There is academic support for this view. Professor W. Mark Crain of Lafayette College produced a paper in 2005  for the Small Business Administration arguing that the cost of regulation — estimated at more than $1.1 trillion in 2004 -- harms small businesses more than large ones. He concluded that regulatory costs were 45 percent higher for companies with fewer than 500 workers. The compliance tab per employee was $7,647 for firms with fewer than 20 employees, compared to $5,282 for those with over 500 employees. The practical reason for the discrepancy is that big companies have squads of lawyers and accountants who can decipher the latest maze of rules and requirements imposed by the government; small firms do not. Mr. Crain reports via email that he will soon release an updated study, which will do nothing to allay entrepreneurial anxieties. The new figures will put the cost of regulations today close to the total cited by Dan Fisher in a recent Forbes piece  — roughly $2.1 trillion — fully 15 percent of GDP.

Governmental exuberance is also shown to be damaging in a study from Silvia Ardagna of Harvard and Annamaria Lusardi of Dartmouth. Their work examined the relationship between regulation and entrepreneurship across a number of countries. They report that “we always find a detrimental effect of regulation on entrepreneurship.” Regulation of, for example, product entry or of labor markets, dampens the impulse to start a new business, and increases the fear of failure.

“…the federal government alone proposes approximately 150 new rules every year that cost business owners over $100 million per rule in compliance costs.”

In 2008, the NFIB noted that “the federal government alone proposes approximately 150 new rules every year that cost business owners over $100 million per rule in compliance costs. Adding state and county laws that sometimes duplicate federal laws merely raise the cost and frustration level.” And that was during the Bush administration, which is now considered to have been excessively laissez-faire.

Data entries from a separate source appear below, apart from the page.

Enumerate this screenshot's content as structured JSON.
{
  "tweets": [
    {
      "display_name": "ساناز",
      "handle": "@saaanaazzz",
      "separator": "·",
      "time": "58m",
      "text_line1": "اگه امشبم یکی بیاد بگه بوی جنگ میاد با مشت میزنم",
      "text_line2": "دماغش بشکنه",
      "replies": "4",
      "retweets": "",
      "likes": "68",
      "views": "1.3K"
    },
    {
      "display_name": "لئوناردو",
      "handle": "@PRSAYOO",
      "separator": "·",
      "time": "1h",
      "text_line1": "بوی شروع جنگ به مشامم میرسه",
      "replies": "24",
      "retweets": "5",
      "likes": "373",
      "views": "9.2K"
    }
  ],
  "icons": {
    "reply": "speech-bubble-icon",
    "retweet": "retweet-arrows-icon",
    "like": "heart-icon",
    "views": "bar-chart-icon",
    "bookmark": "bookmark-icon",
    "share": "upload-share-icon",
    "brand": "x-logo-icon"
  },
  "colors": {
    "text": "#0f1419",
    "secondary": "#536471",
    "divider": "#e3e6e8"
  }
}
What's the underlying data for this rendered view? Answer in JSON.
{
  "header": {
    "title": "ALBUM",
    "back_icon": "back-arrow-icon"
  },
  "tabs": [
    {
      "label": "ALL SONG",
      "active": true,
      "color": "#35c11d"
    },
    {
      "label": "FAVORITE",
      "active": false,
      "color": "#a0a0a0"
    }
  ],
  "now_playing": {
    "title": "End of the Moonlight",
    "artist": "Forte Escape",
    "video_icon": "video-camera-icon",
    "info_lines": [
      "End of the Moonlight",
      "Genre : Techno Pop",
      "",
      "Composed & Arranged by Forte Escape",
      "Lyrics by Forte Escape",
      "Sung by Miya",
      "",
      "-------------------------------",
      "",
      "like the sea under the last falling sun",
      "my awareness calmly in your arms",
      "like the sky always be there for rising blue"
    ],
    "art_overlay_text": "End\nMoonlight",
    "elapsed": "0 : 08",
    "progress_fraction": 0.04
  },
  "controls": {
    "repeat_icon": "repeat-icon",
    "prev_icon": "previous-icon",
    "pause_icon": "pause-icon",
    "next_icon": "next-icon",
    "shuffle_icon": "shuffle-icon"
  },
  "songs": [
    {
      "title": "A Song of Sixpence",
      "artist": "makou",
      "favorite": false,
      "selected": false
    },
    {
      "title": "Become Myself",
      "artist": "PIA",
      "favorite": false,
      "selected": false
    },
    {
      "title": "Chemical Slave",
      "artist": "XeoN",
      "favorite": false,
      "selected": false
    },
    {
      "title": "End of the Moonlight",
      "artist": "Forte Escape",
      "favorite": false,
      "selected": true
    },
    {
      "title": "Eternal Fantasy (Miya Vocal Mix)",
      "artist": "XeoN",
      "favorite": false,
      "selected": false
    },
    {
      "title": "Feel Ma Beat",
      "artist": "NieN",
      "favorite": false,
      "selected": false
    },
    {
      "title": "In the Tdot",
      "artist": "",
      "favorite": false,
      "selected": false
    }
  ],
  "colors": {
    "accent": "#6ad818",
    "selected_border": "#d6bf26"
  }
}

Under President Obama, we have seen a bewildering parade of new laws and rules, which have business owners in all sectors scurrying to keep up. The financial services overhaul is just the latest giant reordering of a large sector of the economy. The complexity of the financial services bill — with its 355 potential new rules, mandated 47 studies and 74 reports, increases the likelihood of ugly surprises like the required 1099K filings buried in the health care bill. If the Obama administration really wants to help small businesses, it could approach regulation the way the country hopes it will address the budget — by cutting out the waste and redundancy. Even Mr. Wilson would welcome that approach.